Oil on canvas - Yale University Art Gallery
The Kitchen Garden at La Brunie
Villon executed many landscapes while he was living in La Brunie during the war. In this painting, nature has been transformed into an intersecting network of geometric forms and thin black lines. The diagonal lines on the foreground suggest the rows of the vegetable garden while the long intersecting lines on the horizon lines seem to refer to the city of La Brunie itself. Tall trees can be spotted in the distance as well as gardeners on the foreground. Villon, thanks to a complex network of lines, reintroduced a clear sense of perspective. The organization of the space is carefully fragmented into small geometric shapes based on a linear grid. The architectural element becomes predominant and creates the dynamism of the whole composition. One can also recognize in the structural construction the many triangles that were so fundamental to the painter's thinking.
At the same time, these lines create an abstract pattern on the canvas. The colors used in the spaces left are not truly representative of Villon's work. He uses here pastel and subdued colors in transparent planes, creating an effect of luminosity by juxtaposing different hues. Art historian Edward B. Henning writes that the colors chosen by Villon, rather than describing the landscapes, "create an autonomous composition of pure color which reinforced and enhanced the linear structure".
Oil on canvas - The Cleveland Museum of Art
Man in Jail: The Grand Testament of Villon
In the years between 1959 and 1963, Villon created a series of lithographs and etchings that featured in limited edition books and published portfolios. Made between 1960-61, Villon produced two portfolios dedicated to the poetry of Francois Villon: one consisting of eighteen color ink lithographs without text and published in a limited edition of fifteen; the second portfolio, with text, was a limited edition of 148. All copies were numbered and signed by the artist and were printed, according to Villon's stated instructions, by master printers Pierre Gaudin and Fernand Mourlot after Villon's death in 1963. Reproductions of the original prints were also featured in the anthology, The Grand Testament of Villon (by Francois Villon), published by Henri Jonquieres, also in 1963.

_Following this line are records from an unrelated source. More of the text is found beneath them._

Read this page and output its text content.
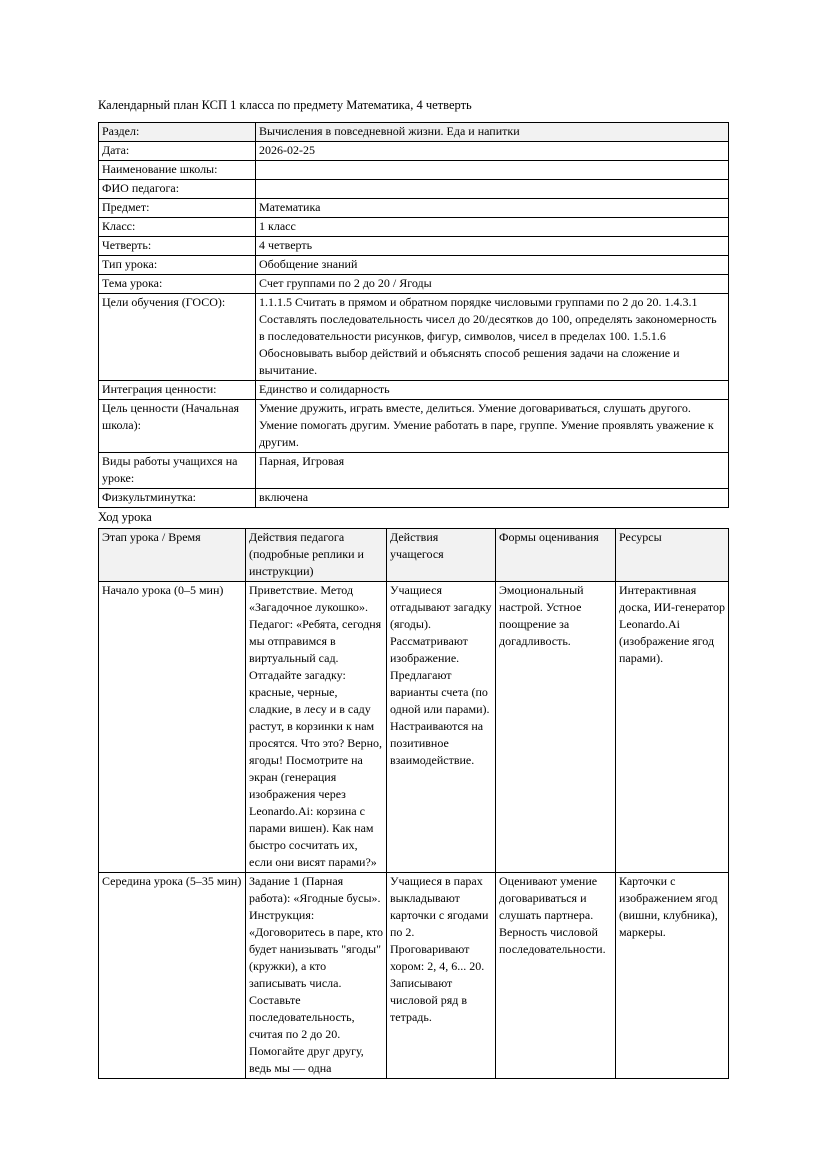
Календарный план КСП 1 класса по предмету Математика, 4 четверть

Раздел:	Вычисления в повседневной жизни. Еда и напитки
Дата:	2026-02-25
Наименование школы:	
ФИО педагога:	
Предмет:	Математика
Класс:	1 класс
Четверть:	4 четверть
Тип урока:	Обобщение знаний
Тема урока:	Счет группами по 2 до 20 / Ягоды
Цели обучения (ГОСО):	1.1.1.5 Считать в прямом и обратном порядке числовыми группами по 2 до 20. 1.4.3.1 Составлять последовательность чисел до 20/десятков до 100, определять закономерность в последовательности рисунков, фигур, символов, чисел в пределах 100. 1.5.1.6 Обосновывать выбор действий и объяснять способ решения задачи на сложение и вычитание.
Интеграция ценности:	Единство и солидарность
Цель ценности (Начальная школа):	Умение дружить, играть вместе, делиться. Умение договариваться, слушать другого. Умение помогать другим. Умение работать в паре, группе. Умение проявлять уважение к другим.
Виды работы учащихся на уроке:	Парная, Игровая
Физкультминутка:	включена

Ход урока

Этап урока / Время	Действия педагога (подробные реплики и инструкции)	Действия учащегося	Формы оценивания	Ресурсы
Начало урока (0–5 мин)	Приветствие. Метод «Загадочное лукошко». Педагог: «Ребята, сегодня мы отправимся в виртуальный сад. Отгадайте загадку: красные, черные, сладкие, в лесу и в саду растут, в корзинки к нам просятся. Что это? Верно, ягоды! Посмотрите на экран (генерация изображения через Leonardo.Ai: корзина с парами вишен). Как нам быстро сосчитать их, если они висят парами?»	Учащиеся отгадывают загадку (ягоды). Рассматривают изображение. Предлагают варианты счета (по одной или парами). Настраиваются на позитивное взаимодействие.	Эмоциональный настрой. Устное поощрение за догадливость.	Интерактивная доска, ИИ-генератор Leonardo.Ai (изображение ягод парами).
Середина урока (5–35 мин)	Задание 1 (Парная работа): «Ягодные бусы». Инструкция: «Договоритесь в паре, кто будет нанизывать "ягоды" (кружки), а кто записывать числа. Составьте последовательность, считая по 2 до 20. Помогайте друг другу, ведь мы — одна	Учащиеся в парах выкладывают карточки с ягодами по 2. Проговаривают хором: 2, 4, 6... 20. Записывают числовой ряд в тетрадь.	Оценивают умение договариваться и слушать партнера. Верность числовой последовательности.	Карточки с изображением ягод (вишни, клубника), маркеры.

This image shows a figure seated on a long chair in a jail (identified by the title and the bars in the window). The artist relies on straight, parallel, and cross-hatched lines to represent the space and the volumes. His technique of hatching and cross-hatching was developed during his early Cubist experiments and was modified throughout his life. The result in this late career print is a dense work where the lines decompose and compose the figure at once. Villon planned the composition very carefully. The figure seems to advance while the background recedes thanks to contrast between the diagonals of the chair and the cross-hatched background. The empty spaces filled with colors, meanwhile, help define the body shape. The figure is probably meant to be the poet himself. The preface to the book features a quote from the artist: "I did not take the name of this poet by chance, there is between him and me an incontestable spiritual kinship".